В действительности, однако, причина была другая. Он увозил с собою начало «Мертвых душ» и для работы над этим величайшим произведением своей жизни вперед уже сосредоточивал все свои жизненные силы. Сознание «недуга» заставляет его быть экономным. Живое, чрезвычайно восприимчивое воображение полно образов. В их разработке и воплощении — задача жизни и средство спасения. На это направляются все усилия гениального человека. Он, по-видимому, совершенно сознательно отстраняет приток разнородных впечатлений, которые, расширяя душу для большей полноты жизни, вместе с тем могли бы ослабить ее сосредоточенную силу. Он рад, что не испытал любви: она взяла бы у него слишком много настроения, нужного для главного дела. Живая, яркая и разнородная реакция общества на его сатиру ему тоже не по силам. За границей он суживает круг новых впечатлений, отдаваясь исключительно обработке художественного материала, вынесенного из отечества. Д. Н. Куликовский в своей работе о Гоголе отмечает, что мимо него за границей проходили захватывающие события и великое движение мысли, совершенно его не задевая. В то время как Пушкин смотрел на современный мир широко и жадно раскрытыми глазами, ловя каждое новое явление и усваивая каждую новую мысль, — Гоголь в своей обширной переписке почти не оставил следов подобной любознательности. Острая от природы, но мало тронутая культурой, мысль его работала в узком круге.
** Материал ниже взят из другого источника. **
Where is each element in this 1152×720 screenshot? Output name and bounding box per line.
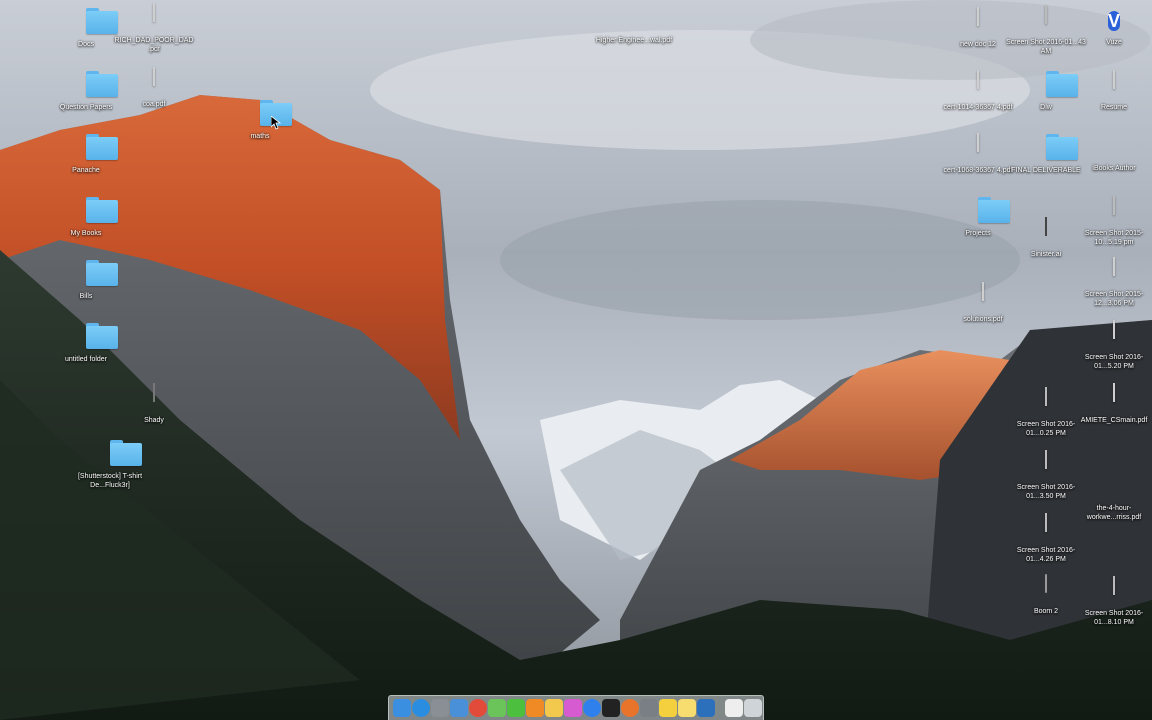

«Боже! какие есть сюжеты!» — то и дело пишет Гоголь своим друзьям и неизменно прибавляет: «Хватит ли силы!..», «Столько еще жизни, чтобы закончить „Мертвые души“. Больше не прошу у бога ни часу!». «Ничего не пишу тебе о римских происшествиях, о которых ты меня спрашиваешь, — говорит он в одном из писем к Данилевскому (авг. 1841). — Я уже ничего не вижу перед собою, и во взоре моем нет животрепещущей внимательности новичка. Все, что мне нужно было,я забрал и заключил в себе, в глубину души моей…» «Нет, клянусь, грех, сильный грех, тяжкий грех отвлекать меня» [87] . Не ясно ли состояние души, устремившей все свои способности к одной цели и не желающей кидать по сторонам ни одного лишнего, бесцельного взгляда. Зачем хватать на лету новые явления и новые мысли, когда все это кажется лежащим вне точно намеченного круга его жизни? Ослабить напряженность воображения, радостно и страстно созерцающего определяющиеся образы далекой родины — значит сделать вычет в строго рассчитанной экономии сил, от которой зависит выполнение главной задачи жизни и даже продолжение самой жизни.
87
Письма, т. II, 111 и 100 (последнее к С. Т. Аксакову).